Harry withdrew from the circle of bowed heads they had made for themselves, breath leaving his body in a low, drawn out expulsion. He was thankful in that moment, so thankful, that the war had ended when it did, that the few Muggleborns who had managed to lie their way to safety weren't caught …

'How did they test people?' Harry asked, unsure if he wanted to know, imagining torturous experiments.

'Blood,' Hermione said quietly.

She looked suddenly older than her years. Harry's mind went back, as it always did, to the cave with Dumbledore. He thought of the power a wizard could hold over another with their blood to hand. He thought of the horrible possibilities it would have offered Voldemort, of the horrible things that would have befallen Muggleborn wizards and witches, Half-bloods, Purebloods, if even a drop had made it's way to a Death Eater.

'I'm glad they didn't get very far.' Harry said finally. Noises of the corridor outside filtered into the new melancholy as they both sat unmoving.
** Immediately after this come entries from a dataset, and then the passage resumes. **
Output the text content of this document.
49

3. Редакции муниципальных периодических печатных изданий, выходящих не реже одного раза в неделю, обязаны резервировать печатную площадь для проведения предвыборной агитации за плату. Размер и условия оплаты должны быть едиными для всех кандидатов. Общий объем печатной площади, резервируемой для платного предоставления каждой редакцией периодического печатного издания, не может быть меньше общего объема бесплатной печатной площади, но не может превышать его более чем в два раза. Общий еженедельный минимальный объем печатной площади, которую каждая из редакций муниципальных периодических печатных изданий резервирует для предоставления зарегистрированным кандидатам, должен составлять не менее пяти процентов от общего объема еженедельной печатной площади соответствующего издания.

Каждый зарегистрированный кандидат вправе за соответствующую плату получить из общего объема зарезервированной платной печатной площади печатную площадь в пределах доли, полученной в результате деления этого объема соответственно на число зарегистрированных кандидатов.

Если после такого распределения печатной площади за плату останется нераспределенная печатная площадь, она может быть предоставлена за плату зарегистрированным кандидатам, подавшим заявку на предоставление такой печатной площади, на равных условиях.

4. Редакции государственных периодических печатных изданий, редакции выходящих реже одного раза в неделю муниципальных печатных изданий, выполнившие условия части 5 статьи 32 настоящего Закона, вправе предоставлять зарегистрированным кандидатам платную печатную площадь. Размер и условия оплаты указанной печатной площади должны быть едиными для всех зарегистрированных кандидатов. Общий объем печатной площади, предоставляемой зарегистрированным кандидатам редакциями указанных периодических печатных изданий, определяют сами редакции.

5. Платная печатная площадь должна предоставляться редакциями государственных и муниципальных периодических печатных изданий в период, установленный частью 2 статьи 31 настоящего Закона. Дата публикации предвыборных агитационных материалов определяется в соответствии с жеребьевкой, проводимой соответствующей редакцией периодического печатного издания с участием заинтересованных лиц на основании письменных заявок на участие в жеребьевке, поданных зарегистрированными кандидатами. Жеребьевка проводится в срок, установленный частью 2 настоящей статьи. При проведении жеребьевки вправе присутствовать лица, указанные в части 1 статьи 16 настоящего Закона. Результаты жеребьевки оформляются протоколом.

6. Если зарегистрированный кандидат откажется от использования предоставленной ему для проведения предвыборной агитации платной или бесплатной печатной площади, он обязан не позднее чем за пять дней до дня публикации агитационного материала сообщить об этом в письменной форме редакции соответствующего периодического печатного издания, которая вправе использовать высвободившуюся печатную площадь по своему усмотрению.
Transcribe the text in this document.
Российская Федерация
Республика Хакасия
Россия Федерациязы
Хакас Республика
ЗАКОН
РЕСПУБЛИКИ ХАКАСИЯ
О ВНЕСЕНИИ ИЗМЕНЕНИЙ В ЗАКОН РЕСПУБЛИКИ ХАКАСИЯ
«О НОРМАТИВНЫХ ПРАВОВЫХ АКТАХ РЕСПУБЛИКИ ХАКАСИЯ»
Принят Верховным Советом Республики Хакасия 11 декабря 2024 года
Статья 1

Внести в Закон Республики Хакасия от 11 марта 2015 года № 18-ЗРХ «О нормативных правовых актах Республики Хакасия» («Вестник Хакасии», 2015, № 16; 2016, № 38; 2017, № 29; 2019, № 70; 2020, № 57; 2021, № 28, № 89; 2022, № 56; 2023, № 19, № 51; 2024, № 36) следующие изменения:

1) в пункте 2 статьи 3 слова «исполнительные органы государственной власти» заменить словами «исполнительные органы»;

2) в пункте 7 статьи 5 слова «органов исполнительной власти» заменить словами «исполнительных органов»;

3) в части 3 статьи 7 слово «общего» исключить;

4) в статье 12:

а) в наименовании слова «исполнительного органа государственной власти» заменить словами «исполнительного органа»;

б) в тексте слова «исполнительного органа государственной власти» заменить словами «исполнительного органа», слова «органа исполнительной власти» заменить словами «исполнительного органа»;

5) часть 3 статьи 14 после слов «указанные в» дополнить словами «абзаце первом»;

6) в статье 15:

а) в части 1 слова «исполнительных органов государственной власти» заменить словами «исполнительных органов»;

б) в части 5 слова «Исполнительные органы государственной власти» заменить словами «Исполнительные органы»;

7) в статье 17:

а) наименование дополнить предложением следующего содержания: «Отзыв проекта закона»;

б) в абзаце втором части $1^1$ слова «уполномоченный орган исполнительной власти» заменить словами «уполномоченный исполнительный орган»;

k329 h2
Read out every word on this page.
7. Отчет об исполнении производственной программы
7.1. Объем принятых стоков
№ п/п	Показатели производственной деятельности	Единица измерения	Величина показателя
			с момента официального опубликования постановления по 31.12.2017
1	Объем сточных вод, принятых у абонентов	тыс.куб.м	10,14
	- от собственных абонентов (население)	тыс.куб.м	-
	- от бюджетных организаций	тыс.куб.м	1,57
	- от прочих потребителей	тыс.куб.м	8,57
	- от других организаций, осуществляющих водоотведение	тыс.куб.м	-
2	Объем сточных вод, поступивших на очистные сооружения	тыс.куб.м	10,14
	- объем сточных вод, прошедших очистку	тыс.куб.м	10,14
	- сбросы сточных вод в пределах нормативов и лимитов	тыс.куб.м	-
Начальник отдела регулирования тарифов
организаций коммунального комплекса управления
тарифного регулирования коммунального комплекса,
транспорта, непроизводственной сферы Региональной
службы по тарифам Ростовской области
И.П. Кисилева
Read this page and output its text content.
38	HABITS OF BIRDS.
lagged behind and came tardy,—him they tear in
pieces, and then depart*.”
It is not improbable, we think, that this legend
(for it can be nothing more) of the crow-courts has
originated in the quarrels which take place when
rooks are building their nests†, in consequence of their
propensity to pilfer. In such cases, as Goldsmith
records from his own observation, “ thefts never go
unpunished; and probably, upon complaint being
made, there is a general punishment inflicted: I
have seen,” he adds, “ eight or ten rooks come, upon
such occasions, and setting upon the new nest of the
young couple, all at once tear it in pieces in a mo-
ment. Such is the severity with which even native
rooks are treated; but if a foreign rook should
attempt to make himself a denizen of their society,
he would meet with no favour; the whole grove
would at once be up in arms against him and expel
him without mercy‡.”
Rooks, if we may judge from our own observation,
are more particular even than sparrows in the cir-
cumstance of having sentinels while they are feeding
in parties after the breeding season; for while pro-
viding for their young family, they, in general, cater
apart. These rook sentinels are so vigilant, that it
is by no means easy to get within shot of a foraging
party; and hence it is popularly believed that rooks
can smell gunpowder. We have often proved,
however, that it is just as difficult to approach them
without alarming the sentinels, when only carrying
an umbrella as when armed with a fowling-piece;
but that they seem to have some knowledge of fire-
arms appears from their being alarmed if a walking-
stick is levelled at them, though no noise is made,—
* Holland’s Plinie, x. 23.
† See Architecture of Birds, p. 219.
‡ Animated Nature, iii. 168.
'I shouldn't let Hugo into that room, really,' Hermione said absently. 'That's where I put it … hid it away in the miscellaneous section.'

Harry thought about the bowels of the records room, of the stacks that moved around more than the Hogwarts staircases. It was labyrinthine when organised alphabetically, never mind a stack of miscellaneous. Hugo would be fine.

'As much as I hate to use something like that, I think it's our best shot.' Harry said finally.

Hermione's head shot up. 'Is it really your last option? I'm not sure it's legal …'

'Is it expressly illegal?'

'Well … I suppose not.'

'Good enough.' Harry said gruffly. 'Do you think you could dig it out again?'

'Of course,' Hermione said, looking mildly terrified. 'But I've got my own work Harry, I can't run off and start a new research project with everything here!' She gestured wildly to the parchment on every surface.

'I'll clear it with Kingsley,' Harry said dismissively, hating himself a little for using his Chosen One clout.

'Harry!' Hermione said reproachfully. Harry left feeling better about the prospect of finding out the truth of who these people were, but infinitely more guilty.


AN: It is a bad habit, to write exclusively in the early hours, but here I am.

Finally! Hermione! Finally! Plot progression! It's a little jumpy from last chapter, but I spent ages agonising about how to get from point A (early hours in the office) to point B (Hermione). So I just sort of ... skipped. Sorry.

Anyway, once tests are done ... we'll be seeing more characters. And Hogwarts.